Open-Source GeoAI Education: Reproducible Workflows for Geospatial AI
June 3, 2026 11:00 am (Central Time)
Abstract
GeoAI is transforming how Earth observation data are analyzed and interpreted, yet its integration into geospatial education is often constrained by limited accessibility, reproducibility, and computing resources. This project addresses these challenges by developing open-source, cloud-enabled teaching modules that support end-to-end GeoAI workflows for spatial analysis. The modules leverage Python-based tools such as SamGeo and GeoAI to guide learners through key stages of the GeoAI pipeline, including cloud-based data access, model development, and image segmentation using deep learning techniques.

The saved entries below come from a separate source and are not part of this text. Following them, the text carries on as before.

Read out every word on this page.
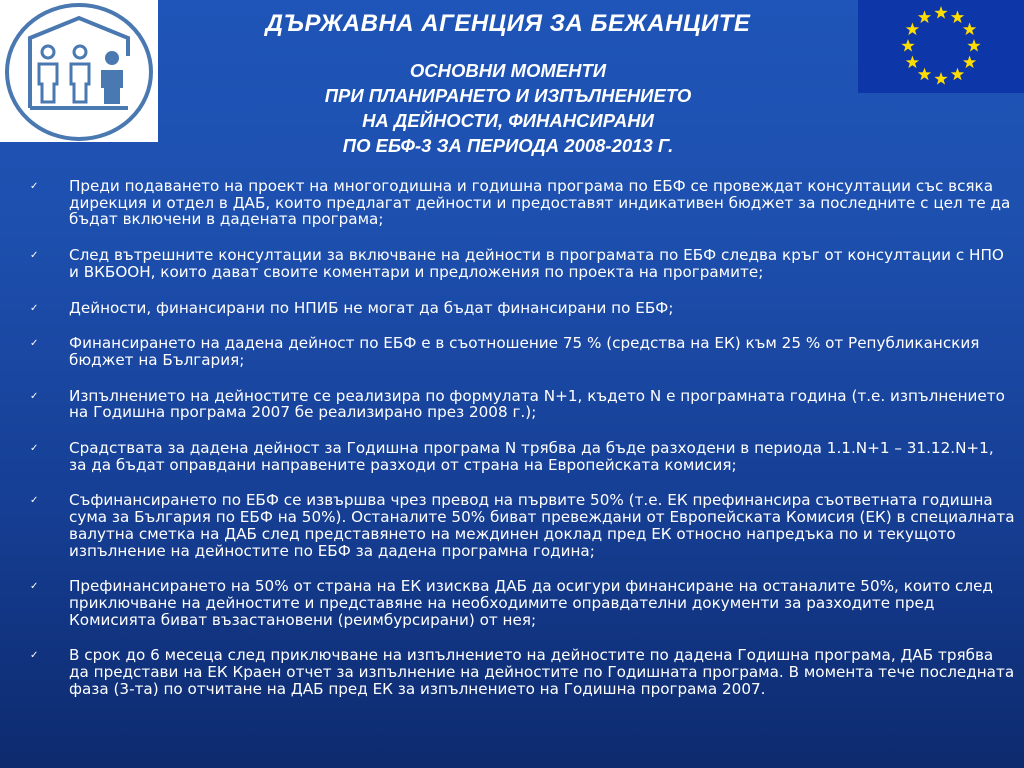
ДЪРЖАВНА АГЕНЦИЯ ЗА БЕЖАНЦИТЕ
ОСНОВНИ МОМЕНТИ
ПРИ ПЛАНИРАНЕТО И ИЗПЪЛНЕНИЕТО
НА ДЕЙНОСТИ, ФИНАНСИРАНИ
ПО ЕБФ-3 ЗА ПЕРИОДА 2008-2013 Г.
✓ Преди подаването на проект на многогодишна и годишна програма по ЕБФ се провеждат консултации със всяка дирекция и отдел в ДАБ, които предлагат дейности и предоставят индикативен бюджет за последните с цел те да бъдат включени в дадената програма;
✓ След вътрешните консултации за включване на дейности в програмата по ЕБФ следва кръг от консултации с НПО и ВКБООН, които дават своите коментари и предложения по проекта на програмите;
✓ Дейности, финансирани по НПИБ не могат да бъдат финансирани по ЕБФ;
✓ Финансирането на дадена дейност по ЕБФ е в съотношение 75 % (средства на ЕК) към 25 % от Републиканския бюджет на България;
✓ Изпълнението на дейностите се реализира по формулата N+1, където N е програмната година (т.е. изпълнението на Годишна програма 2007 бе реализирано през 2008 г.);
✓ Срадствата за дадена дейност за Годишна програма N трябва да бъде разходени в периода 1.1.N+1 – 31.12.N+1, за да бъдат оправдани направените разходи от страна на Европейската комисия;
✓ Съфинансирането по ЕБФ се извършва чрез превод на първите 50% (т.е. ЕК префинансира съответната годишна сума за България по ЕБФ на 50%). Останалите 50% биват превеждани от Европейската Комисия (ЕК) в специалната валутна сметка на ДАБ след представянето на междинен доклад пред ЕК относно напредъка по и текущото изпълнение на дейностите по ЕБФ за дадена програмна година;
✓ Префинансирането на 50% от страна на ЕК изисква ДАБ да осигури финансиране на останалите 50%, които след приключване на дейностите и представяне на необходимите оправдателни документи за разходите пред Комисията биват възастановени (реимбурсирани) от нея;
✓ В срок до 6 месеца след приключване на изпълнението на дейностите по дадена Годишна програма, ДАБ трябва да представи на ЕК Краен отчет за изпълнение на дейностите по Годишната програма. В момента тече последната фаза (3-та) по отчитане на ДАБ пред ЕК за изпълнението на Годишна програма 2007.
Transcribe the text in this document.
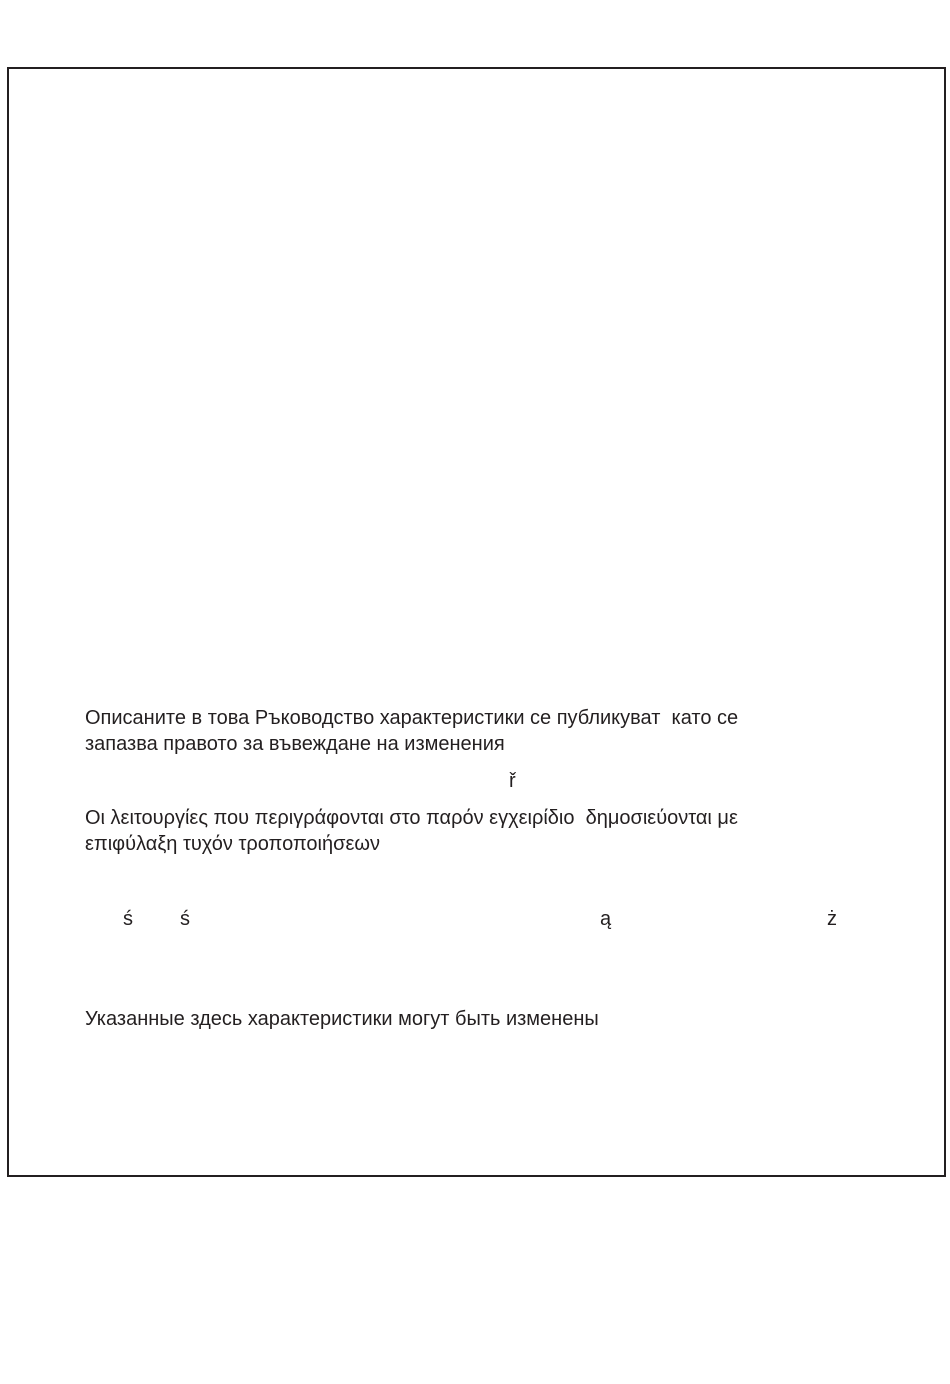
Описаните в това Ръководство характеристики се публикуват  като се
запазва правото за въвеждане на изменения
ř
Οι λειτουργίες που περιγράφονται στο παρόν εγχειρίδιο  δημοσιεύονται με
επιφύλαξη τυχόν τροποποιήσεων
ś ś	ą	ż
Указанные здесь характеристики могут быть изменены
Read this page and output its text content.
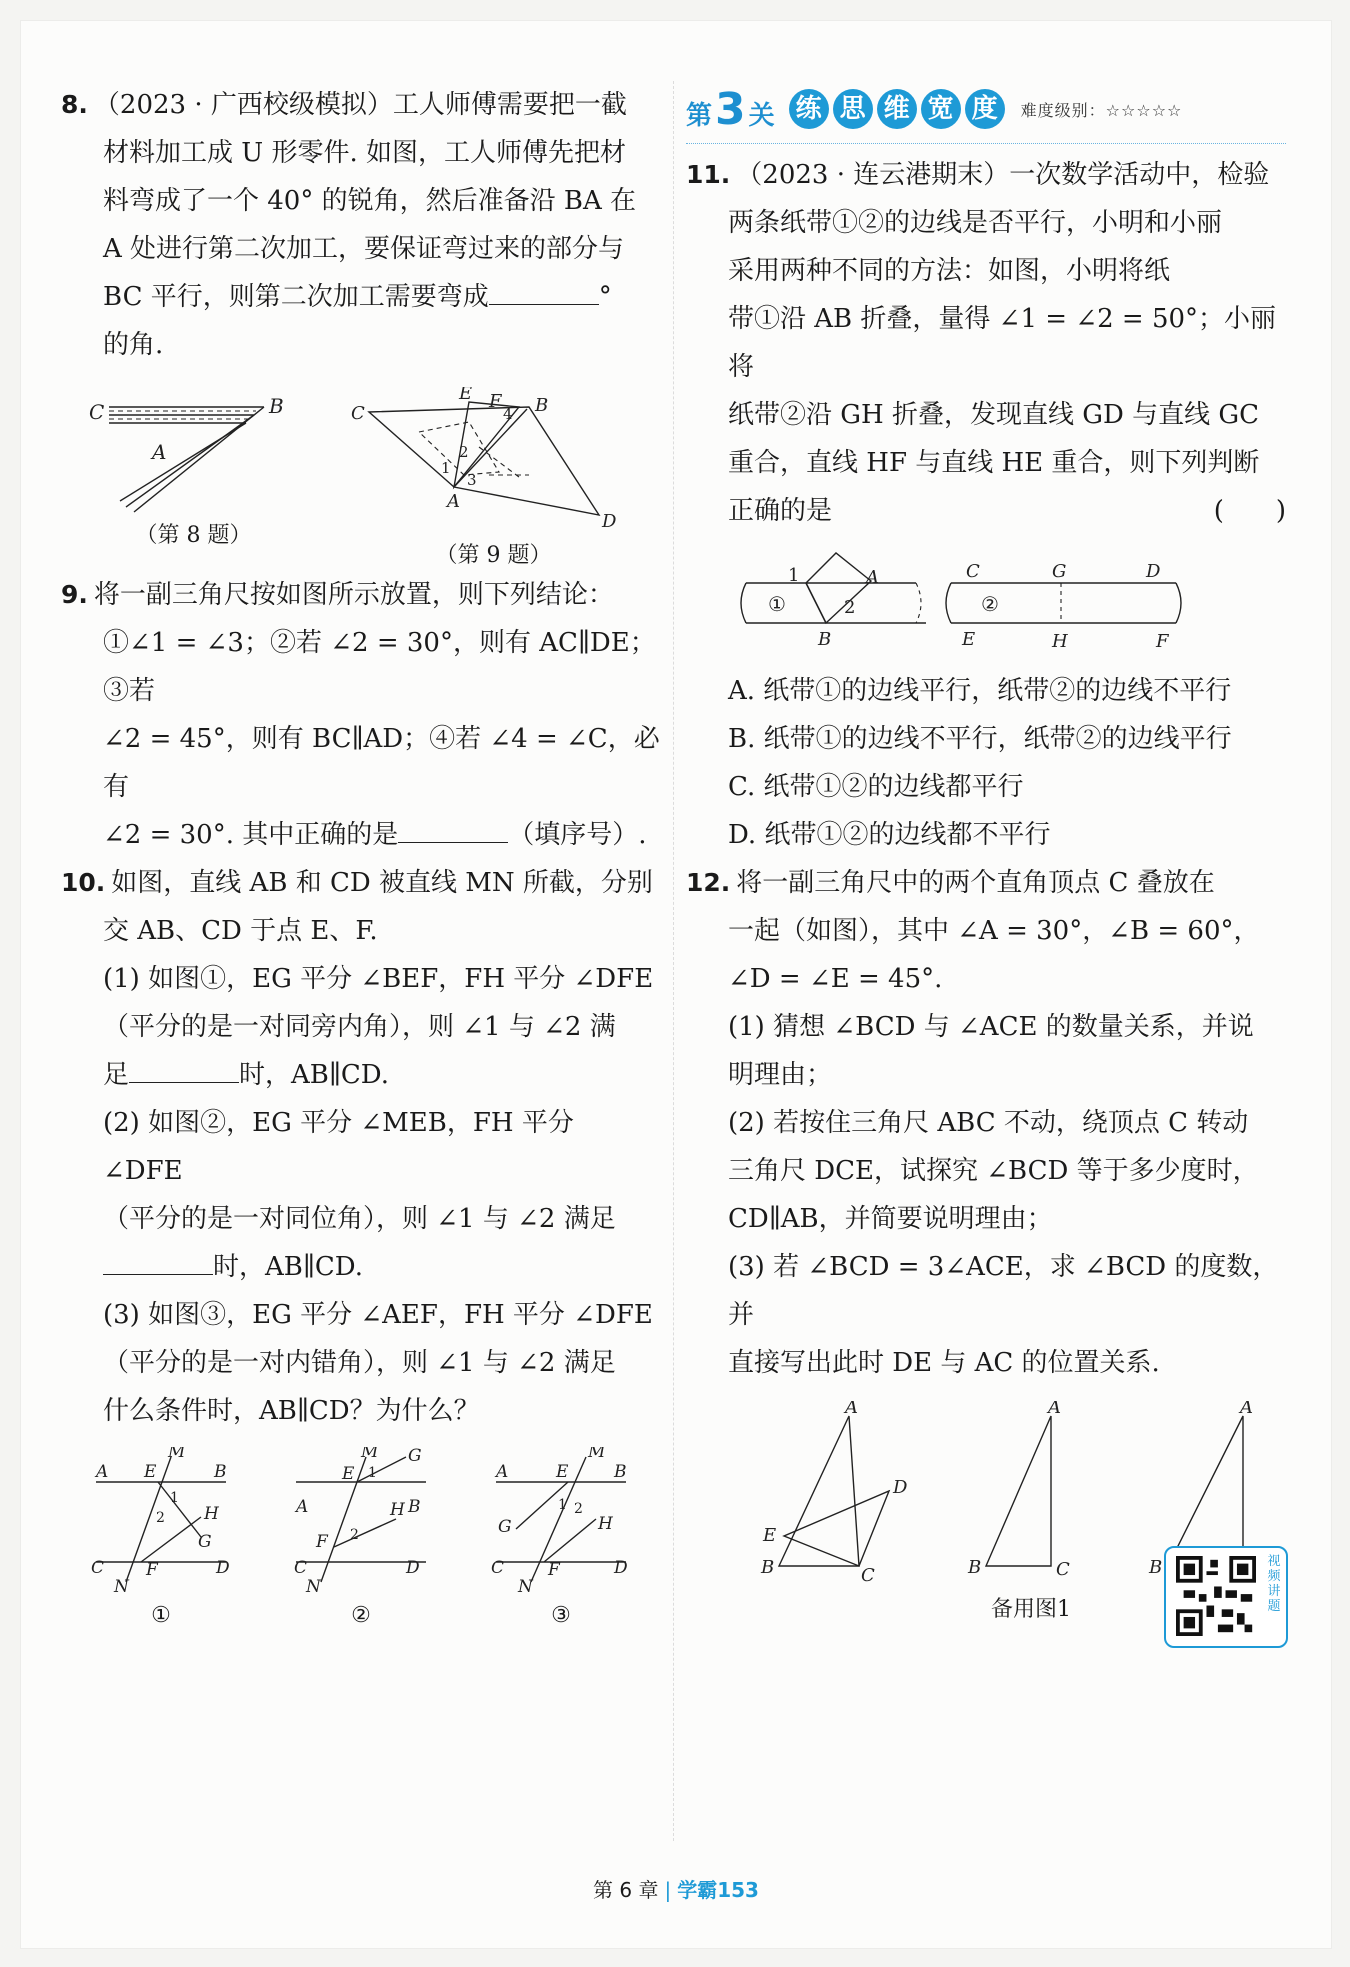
8. （2023 · 广西校级模拟）工人师傅需要把一截

材料加工成 U 形零件. 如图，工人师傅先把材

料弯成了一个 40° 的锐角，然后准备沿 BA 在

A 处进行第二次加工，要保证弯过来的部分与

BC 平行，则第二次加工需要弯成	°

的角.

C
A
B
（第 8 题）
E F B
C	4
2
1
3
A
D
（第 9 题）

9. 将一副三角尺按如图所示放置，则下列结论：

①∠1 = ∠3；②若 ∠2 = 30°，则有 AC∥DE；③若

∠2 = 45°，则有 BC∥AD；④若 ∠4 = ∠C，必有

∠2 = 30°. 其中正确的是	（填序号）.

10. 如图，直线 AB 和 CD 被直线 MN 所截，分别

交 AB、CD 于点 E、F.

(1) 如图①，EG 平分 ∠BEF，FH 平分 ∠DFE

（平分的是一对同旁内角），则 ∠1 与 ∠2 满

足	时，AB∥CD.

(2) 如图②，EG 平分 ∠MEB，FH 平分 ∠DFE

（平分的是一对同位角），则 ∠1 与 ∠2 满足

时，AB∥CD.

(3) 如图③，EG 平分 ∠AEF，FH 平分 ∠DFE

（平分的是一对内错角），则 ∠1 与 ∠2 满足

什么条件时，AB∥CD？为什么？

A	B
C	D
E
F
G
H
M
N
1
2
①
A	B
C	D
E
F
G
H
M
N
1
2
②
A	B
C	D
E
F
G	H
M
N
1 2
③
第3 关 练 思 维 宽 度	难度级别：☆☆☆☆☆

11. （2023 · 连云港期末）一次数学活动中，检验

两条纸带①②的边线是否平行，小明和小丽

采用两种不同的方法：如图，小明将纸

带①沿 AB 折叠，量得 ∠1 = ∠2 = 50°；小丽将

纸带②沿 GH 折叠，发现直线 GD 与直线 GC

重合，直线 HF 与直线 HE 重合，则下列判断

正确的是	(　　)

1	A
2
①
B
C	G	D
②
E	H	F

A. 纸带①的边线平行，纸带②的边线不平行

B. 纸带①的边线不平行，纸带②的边线平行

C. 纸带①②的边线都平行

D. 纸带①②的边线都不平行

12. 将一副三角尺中的两个直角顶点 C 叠放在

一起（如图），其中 ∠A = 30°，∠B = 60°，

∠D = ∠E = 45°.

(1) 猜想 ∠BCD 与 ∠ACE 的数量关系，并说

明理由；

(2) 若按住三角尺 ABC 不动，绕顶点 C 转动

三角尺 DCE，试探究 ∠BCD 等于多少度时，

CD∥AB，并简要说明理由；

(3) 若 ∠BCD = 3∠ACE，求 ∠BCD 的度数，并

直接写出此时 DE 与 AC 的位置关系.

A
D
E
B	C
A
B	C
备用图1
A
B	视频讲题
第 6 章 | 学霸153
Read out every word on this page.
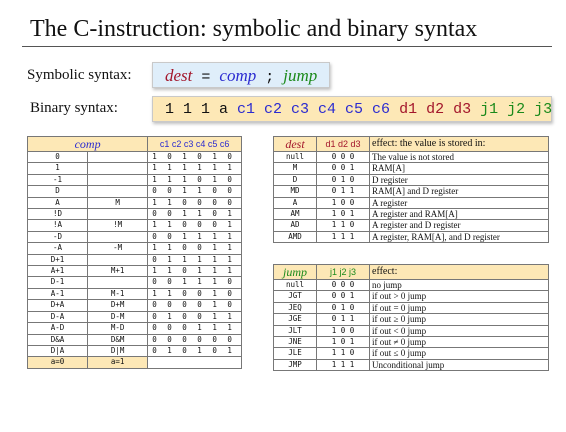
The C-instruction: symbolic and binary syntax
Symbolic syntax:	dest = comp ; jump
Binary syntax:	1 1 1 a c1 c2 c3 c4 c5 c6 d1 d2 d3 j1 j2 j3
comp		c1 c2 c3 c4 c5 c6
0		1 0 1 0 1 0
1		1 1 1 1 1 1
-1		1 1 1 0 1 0
D		0 0 1 1 0 0
A	M	1 1 0 0 0 0
!D		0 0 1 1 0 1
!A	!M	1 1 0 0 0 1
-D		0 0 1 1 1 1
-A	-M	1 1 0 0 1 1
D+1		0 1 1 1 1 1
A+1	M+1	1 1 0 1 1 1
D-1		0 0 1 1 1 0
A-1	M-1	1 1 0 0 1 0
D+A	D+M	0 0 0 0 1 0
D-A	D-M	0 1 0 0 1 1
A-D	M-D	0 0 0 1 1 1
D&A	D&M	0 0 0 0 0 0
D|A	D|M	0 1 0 1 0 1
a=0	a=1	
dest	d1 d2 d3	effect: the value is stored in:
null	0 0 0	The value is not stored
M	0 0 1	RAM[A]
D	0 1 0	D register
MD	0 1 1	RAM[A] and D register
A	1 0 0	A register
AM	1 0 1	A register and RAM[A]
AD	1 1 0	A register and D register
AMD	1 1 1	A register, RAM[A], and D register
jump	j1 j2 j3	effect:
null	0 0 0	no jump
JGT	0 0 1	if out > 0 jump
JEQ	0 1 0	if out = 0 jump
JGE	0 1 1	if out ≥ 0 jump
JLT	1 0 0	if out < 0 jump
JNE	1 0 1	if out ≠ 0 jump
JLE	1 1 0	if out ≤ 0 jump
JMP	1 1 1	Unconditional jump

Built on interactive Jupyter Notebooks and deployed via I-GUIDE JupyterHub, the materials ensure a consistent, scalable, and reproducible learning environment.
Speakers
Qiusheng Wu
University of Tennessee
Dr. Qiusheng Wu, an Associate Professor in the Department of Geography & Sustainability at the University of Tennessee, Knoxville, focuses on advancing open-source geospatial analytics through cloud computing and GeoAI. He is the creator and maintainer of several widely used open-source Python packages, including geemap, leafmap, segment-geospatial, and geoai. Dr. Wu’s work bridges remote sensing, Earth observation, and artificial intelligence to make large-scale geospatial analytics more accessible, reproducible, and intelligent. With I-GUIDE, he is a member of the 2025-26 cohort of UCGIS Community Champions.